Remittances from abroad to Ethiopia jump by $2 billion
(EBC, January 3, 2016)-Remittances to Ethiopians from abroad increased sharply in 2015, up by about $2 billion to reach $3.7 billion from $1.5 billion in 2014, according to the Ethiopian Ministry for Foreign Affairs.
"The 88 percent jump in remittances from the 2 million Ethiopians abroad is a phenomenal increase," ministry spokesman Tewolde Mulugeta said. About 44 percent of the $3.7 billion came from North America.
The flow of diaspora money is facilitated by certified global service providers. There are 66 service providers working with 18 private and state banks, according to data from the National Bank of Ethiopia.
But many Ethiopians receive remittances through irregular channels, endangering their chances of ever getting the money.
Mekonnen Taye, 34, whose family lives on remittances sent from two of his brothers who migrated to South Africa, has already received his money this year.
"They sometimes send the money through people coming back home," he said. "In most cases, we receive it from individuals acting like banks."
Abebe Tsegaye, a lecturer at Addis Ababa University, said on Friday: "Many people are forced to use irregular means to send remittances."
"The irregular channels have many disadvantages. The money can disappear somewhere in the middle, or it may be delayed," he said.
"Some choose to send money via irregular channels because the fixed exchange rate is always a bit lower than the black market value," he added.
Abebe said social obligations to support the family have contributed to the growth of remittances. "Economic conditions outside of Ethiopia have also permitted Ethiopians abroad to send more," he added.
According to Tewolde, diaspora population has a massive investment in Ethiopia.
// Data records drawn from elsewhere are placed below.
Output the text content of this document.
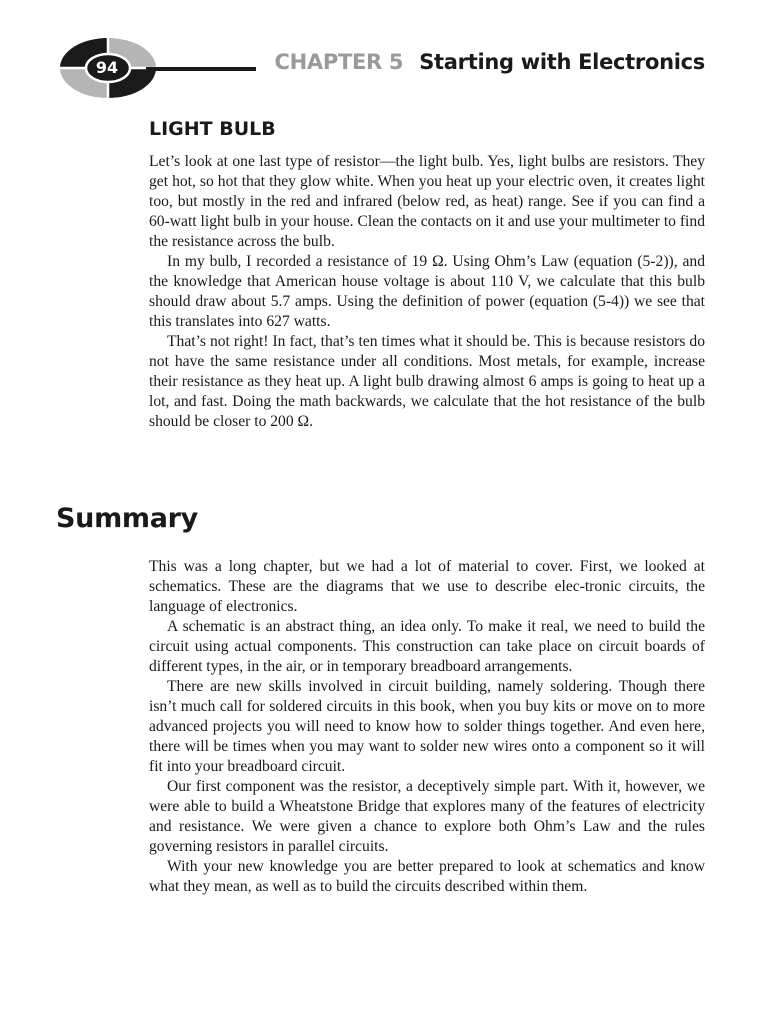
94	CHAPTER 5 Starting with Electronics
LIGHT BULB

Let’s look at one last type of resistor—the light bulb. Yes, light bulbs are resistors. They get hot, so hot that they glow white. When you heat up your electric oven, it creates light too, but mostly in the red and infrared (below red, as heat) range. See if you can find a 60-watt light bulb in your house. Clean the contacts on it and use your multimeter to find the resistance across the bulb.

In my bulb, I recorded a resistance of 19 Ω. Using Ohm’s Law (equation (5-2)), and the knowledge that American house voltage is about 110 V, we calculate that this bulb should draw about 5.7 amps. Using the definition of power (equation (5-4)) we see that this translates into 627 watts.

That’s not right! In fact, that’s ten times what it should be. This is because resistors do not have the same resistance under all conditions. Most metals, for example, increase their resistance as they heat up. A light bulb drawing almost 6 amps is going to heat up a lot, and fast. Doing the math backwards, we calculate that the hot resistance of the bulb should be closer to 200 Ω.

Summary

This was a long chapter, but we had a lot of material to cover. First, we looked at schematics. These are the diagrams that we use to describe elec-tronic circuits, the language of electronics.

A schematic is an abstract thing, an idea only. To make it real, we need to build the circuit using actual components. This construction can take place on circuit boards of different types, in the air, or in temporary breadboard arrangements.

There are new skills involved in circuit building, namely soldering. Though there isn’t much call for soldered circuits in this book, when you buy kits or move on to more advanced projects you will need to know how to solder things together. And even here, there will be times when you may want to solder new wires onto a component so it will fit into your breadboard circuit.

Our first component was the resistor, a deceptively simple part. With it, however, we were able to build a Wheatstone Bridge that explores many of the features of electricity and resistance. We were given a chance to explore both Ohm’s Law and the rules governing resistors in parallel circuits.

With your new knowledge you are better prepared to look at schematics and know what they mean, as well as to build the circuits described within them.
Tewolde credited "effective" government policies as encouraging the growth in remittances.
"The Ethiopian economy is growing at 11 percent per year, making it one of the world's fastest growing economies in the world," he said.
"This has motivated the Ethiopian diaspora to invest at home and to transfer knowledge and skills," he said.
"Remittances support the development activities of the country," Tewolde said.
Ethiopia is building infrastructure like roads, railways, power plants and factories.
According to the World Bank, Ethiopia's remittances will increase a further 50 percent over the next three years, the spokesman said.